05 nov 2019 . Actualizado a las 00:46 h.

Fedro, que escribió sus fábulas en tiempos de Calígula, Claudio y Nerón, preguntándose muchas veces cómo era posible tanta depravación y desgobierno, nos dejó un pensamiento que podría titular el debate de este lunes: «Cuando los fuertes no están de acuerdo, deciden los débiles». Y eso es lo que quedó claro después de la teatral dialéctica que desplegaron los cinco tertulianos: que al no ser posible que los fuertes pacten y ejerciten un Gobierno instalado en la centralidad y la eficacia, todas las propuestas posibles se formulan en los extremos —aunque Rivera e Iglesias se «confundieron» de enemigo más de una vez—, para que Sánchez pueda mantenerse en la Moncloa apoyado por populistas e independentistas, o para que Casado pueda reunir a las tres derechas —la suya, la deprimida y la eufórica— para ser presidente.
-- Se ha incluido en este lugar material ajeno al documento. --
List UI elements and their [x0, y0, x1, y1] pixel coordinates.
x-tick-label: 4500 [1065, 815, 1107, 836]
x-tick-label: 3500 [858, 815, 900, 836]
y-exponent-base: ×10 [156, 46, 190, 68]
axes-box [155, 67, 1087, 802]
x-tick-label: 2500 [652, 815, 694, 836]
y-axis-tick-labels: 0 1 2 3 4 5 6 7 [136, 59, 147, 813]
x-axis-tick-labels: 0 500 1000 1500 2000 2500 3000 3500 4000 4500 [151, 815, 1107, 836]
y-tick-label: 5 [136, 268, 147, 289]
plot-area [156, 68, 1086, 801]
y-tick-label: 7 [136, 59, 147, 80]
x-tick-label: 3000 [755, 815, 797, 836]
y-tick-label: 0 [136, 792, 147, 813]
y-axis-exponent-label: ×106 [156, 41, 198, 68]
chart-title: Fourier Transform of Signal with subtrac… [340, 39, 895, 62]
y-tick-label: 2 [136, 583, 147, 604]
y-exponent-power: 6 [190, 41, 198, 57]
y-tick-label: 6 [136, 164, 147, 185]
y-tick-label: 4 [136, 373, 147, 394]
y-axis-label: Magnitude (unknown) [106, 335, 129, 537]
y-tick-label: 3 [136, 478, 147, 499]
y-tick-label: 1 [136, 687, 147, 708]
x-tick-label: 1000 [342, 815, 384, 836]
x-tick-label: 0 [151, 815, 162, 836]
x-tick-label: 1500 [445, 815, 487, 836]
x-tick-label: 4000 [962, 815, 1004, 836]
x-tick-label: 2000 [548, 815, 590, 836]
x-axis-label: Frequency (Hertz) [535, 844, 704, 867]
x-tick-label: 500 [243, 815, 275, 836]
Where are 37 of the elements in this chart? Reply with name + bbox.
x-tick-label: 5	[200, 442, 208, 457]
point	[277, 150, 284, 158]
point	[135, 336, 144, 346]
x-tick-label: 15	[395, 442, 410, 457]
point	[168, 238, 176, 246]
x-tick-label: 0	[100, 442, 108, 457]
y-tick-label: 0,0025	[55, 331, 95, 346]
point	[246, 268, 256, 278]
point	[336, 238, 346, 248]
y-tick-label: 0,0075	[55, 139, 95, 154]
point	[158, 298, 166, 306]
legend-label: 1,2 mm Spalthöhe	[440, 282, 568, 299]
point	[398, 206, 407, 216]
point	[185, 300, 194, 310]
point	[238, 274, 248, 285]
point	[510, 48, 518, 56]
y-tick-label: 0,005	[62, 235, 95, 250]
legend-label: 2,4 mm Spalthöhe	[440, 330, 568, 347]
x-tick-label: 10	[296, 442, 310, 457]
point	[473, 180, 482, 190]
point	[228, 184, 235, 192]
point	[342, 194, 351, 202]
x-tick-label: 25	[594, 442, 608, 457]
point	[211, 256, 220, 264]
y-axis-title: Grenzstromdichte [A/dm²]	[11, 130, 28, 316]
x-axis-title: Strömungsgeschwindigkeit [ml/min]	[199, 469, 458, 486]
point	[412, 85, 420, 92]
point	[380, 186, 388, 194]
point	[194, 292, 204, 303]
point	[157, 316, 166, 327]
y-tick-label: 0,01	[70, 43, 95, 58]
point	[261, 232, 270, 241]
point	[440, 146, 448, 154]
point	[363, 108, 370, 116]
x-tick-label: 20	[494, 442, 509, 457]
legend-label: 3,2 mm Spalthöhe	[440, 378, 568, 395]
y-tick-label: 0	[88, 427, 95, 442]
El desastre quedó algo paliado porque una ley electoral generada en la transición, que da más oportunidades a los que han ganado que a los que pueden ganar, dejó fuera de los debates a los independentistas, que son los verdaderos triunfadores de este revuelto político. Porque, si Gabriel Rufián, Laura Borràs o Aitor Esteban estuviesen en el debate —representando a los que tienen la sartén por el mango, y a los que administran a placer los códigos éticos—, ni siquiera hubiésemos hablado de España, ya que la legitimidad de los pueblos anteriores a Viriato —las tribus torristas y urkullistas— hubiese anclado todo el debate a la quimera plurinacional.

El fracaso del debate ya era inexorable desde que TVE decidió teatralizarlo, imponer las formas sobre los contenidos, y ofrecer un descafeinado combate de boxeo en el que, en vez de batirse los guantes con la cara, el hígado o el estómago, se batieron las palabras contra sus tergiversadas interpretaciones, y los razonamientos contra las habilidades retóricas. El debate fue la noticia más importante de los telediarios de la semana pasada, en un intento, ciertamente exitoso, de imponer las formas sobre el fondo y los gags sobre las conclusiones. Así, reconocerán ustedes, no es posible hablar de lo que de verdad nos preocupa. Y si a eso le añadimos que el debate ya es a cinco, nunca será posible contrastar -porque el tramo sobre la economía fue un caos absoluto- las dos opciones de poder que tenemos que dirimir en las urnas. Podemos generar carnaza para las tertulias, las redes sociales y las factorías de fake news, pero no podremos aflorar una sola idea -salvo la matraca de la coalición PSOE-UP, que Iglesias no abandona y Sáchez no acepta- que nos permita salir del atolladero en el que estamos.

Aunque no descarto que haya problemas más preocupantes que el desgobierno, a nadie se le oculta que lo prioritario es ese vacío de poder, y que si no resolvemos -o resolvemos mal- la forma de gobernarnos, todo lo demás -incluidas las seguridades de Abascal- se convierte en voces que claman en el desierto. Por eso salí decepcionado. Porque no creo que este entretenido espectáculo pueda solucionar nuestro problema real.